Les informations diffusées par les réseaux sociaux constituent aujourd’hui un moyen de communication à ne pas négliger. L’INPES doit intervenir de façon structurée et officielle sur les réseaux sociaux. Le site de l’ANSM constitue une source précieuse d’informations mais tous les acteurs, et en particulier les médecins prescripteurs, n’ont pas forcément le temps de le consulter. Le grand public doit disposer d’une information validée notamment par la DGS et les agences de sécurité sanitaire sur les effets indésirables des vaccins. Afin de permettre une décision éclairée, il est également essentiel que l’information sur les effets indésirables des vaccins soit complétée par une information sur les risques évités par le vaccin et sur l’efficacité des vaccins.
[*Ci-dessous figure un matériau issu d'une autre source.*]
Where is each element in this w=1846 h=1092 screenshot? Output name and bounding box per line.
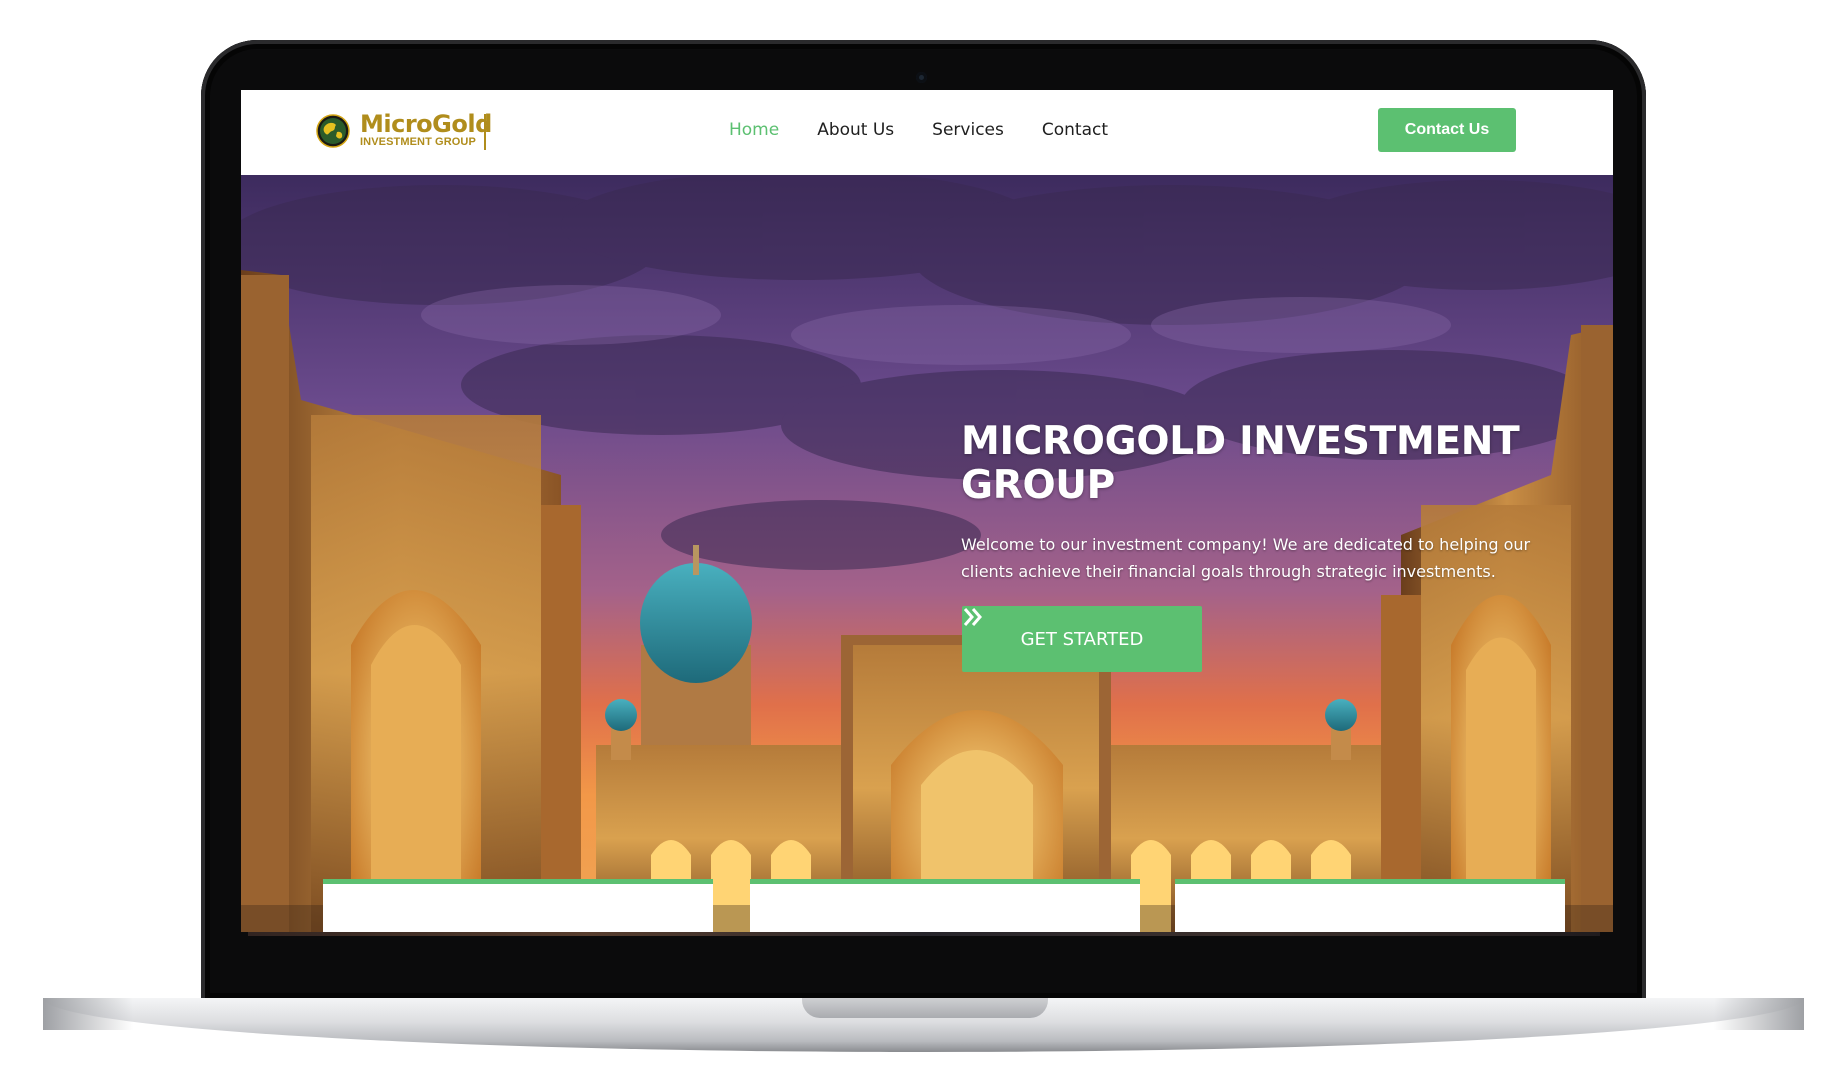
laptop-notch bbox=[802, 998, 1048, 1018]
brand-name: MicroGold bbox=[360, 110, 492, 138]
hero-description: Welcome to our investment company! We ar… bbox=[961, 535, 1531, 581]
contact-us-button[interactable]: Contact Us bbox=[1378, 108, 1516, 152]
nav-item-services[interactable]: Services bbox=[932, 120, 1004, 144]
feature-card-3 bbox=[1175, 879, 1565, 932]
webcam bbox=[916, 72, 927, 83]
laptop-mockup: MicroGold INVESTMENT GROUP Home About Us… bbox=[0, 0, 1846, 1092]
nav-menu: Home About Us Services Contact bbox=[729, 120, 1108, 144]
nav-item-contact[interactable]: Contact bbox=[1042, 120, 1108, 144]
double-chevron-right-icon bbox=[963, 608, 982, 626]
hero-section: MICROGOLD INVESTMENT GROUP Welcome to ou… bbox=[241, 175, 1613, 932]
navbar: MicroGold INVESTMENT GROUP Home About Us… bbox=[241, 90, 1613, 175]
laptop-base-edge-left bbox=[43, 998, 133, 1030]
feature-card-1 bbox=[323, 879, 713, 932]
nav-item-home[interactable]: Home bbox=[729, 120, 779, 144]
laptop-base-edge-right bbox=[1714, 998, 1804, 1030]
screen-bottom-edge bbox=[248, 932, 1600, 936]
nav-item-about-us[interactable]: About Us bbox=[817, 120, 894, 144]
get-started-label: GET STARTED bbox=[1020, 628, 1144, 650]
brand-tagline: INVESTMENT GROUP bbox=[360, 136, 476, 148]
brand-logo[interactable]: MicroGold INVESTMENT GROUP bbox=[360, 112, 492, 148]
logo-divider bbox=[484, 114, 486, 150]
screen: MicroGold INVESTMENT GROUP Home About Us… bbox=[241, 90, 1613, 932]
hero-title: MICROGOLD INVESTMENT GROUP bbox=[961, 419, 1520, 508]
feature-card-2 bbox=[750, 879, 1140, 932]
get-started-button[interactable]: GET STARTED bbox=[962, 606, 1202, 672]
globe-logo-icon bbox=[316, 114, 350, 148]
Les professionnels de santé doivent également être informés de façon directe d’éventuelles tensions d’approvisionnement, des motifs de ces tensions et des évolutions possibles dans ces domaines.

Lors des auditions, le reste à charge des patients n’est pas apparu comme un frein à la vaccination.
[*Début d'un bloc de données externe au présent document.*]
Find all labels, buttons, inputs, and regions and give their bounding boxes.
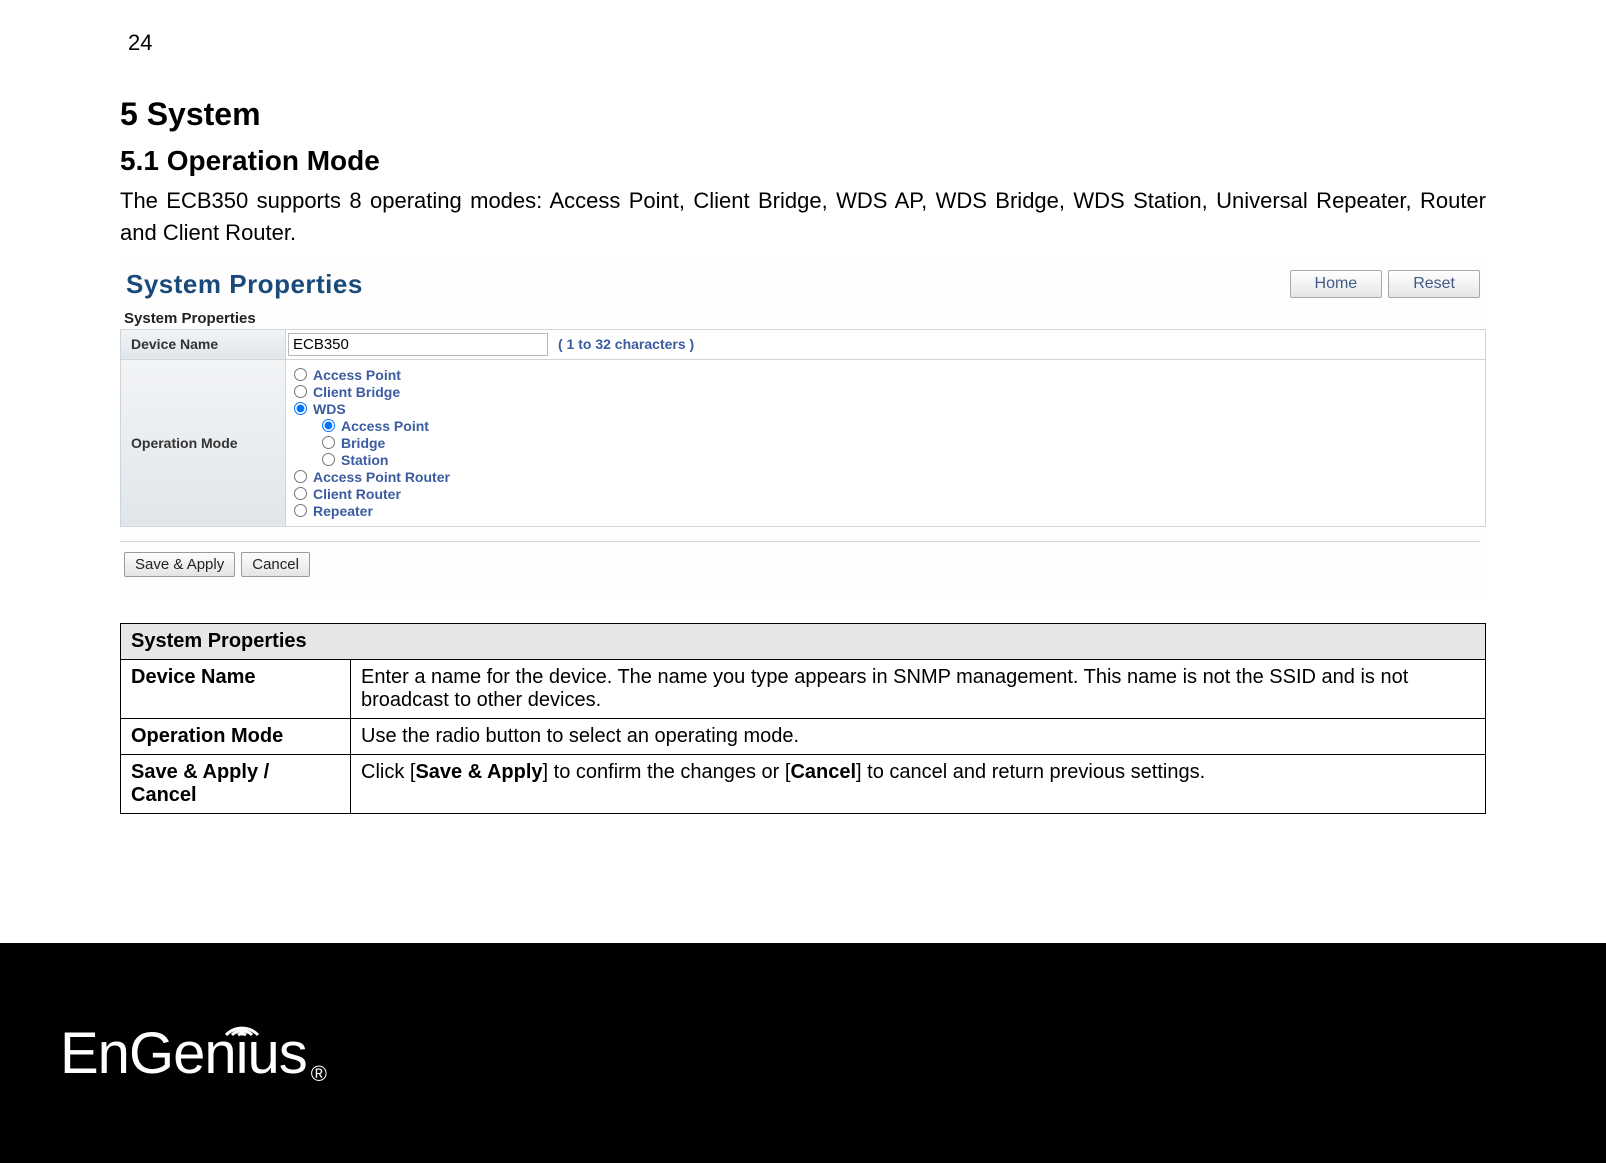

4. Les obligations vaccinales des différents pays doivent être étudiées en intégrant les obligations qui conditionnent l’admission en collectivité. Les résultats comparés de la politique vaccinale au travers des taux de couverture entre la France et les autres pays sont variables. Peu de pays ont maintenu des obligations vaccinales auniveau national. Jusque là, la France a des taux de couverture vaccinale comparables voire meilleurs que les autres pays pour les vaccins obligatoires, mais moins bon que certains pays pour la plupart des vaccins recommandés. La situation internationale (conflits amenant à une interruption des campagnes de vaccination, voyages, déplacements de population) amène à une vigilance accrue.

5. La mise en œuvre de la politique vaccinale suppose de prendre en compte la question de la disponibilité des vaccins. La prévention et l’anticipation des tensions d’approvisionnement et des ruptures de stock supposent un échange régulier avec les producteurs de vaccins.

6. Avant tout choix entre obligations et recommandations vaccinales, un débat public et une conférence de consensus scientifique sont indispensables. Le conseil constitutionnel a jugé que le caractère obligatoire de la vaccination, présent dans le code de la santé publique, n’était pas contraire à la Constitution de 1958, rappelant qu’il appartenait au Parlement de définir une politique de vaccination afin de protéger la santé individuelle et collective. Toutefois, si le principe de l’obligation vaccinale n’est pas remis en cause et même confirmé, cela ne signifie pas que la question de la pertinence de l’obligation vaccinale et des résultats de la politique ne doit pas se poser. La question est bien de savoir s’il est opportun de remplacer les vaccinations obligatoires par d’autres stratégies qui conduiraient à une adhésion «consentie» à la vaccination, sans pour autant dégrader les taux de couverture vaccinale, voire en les améliorant.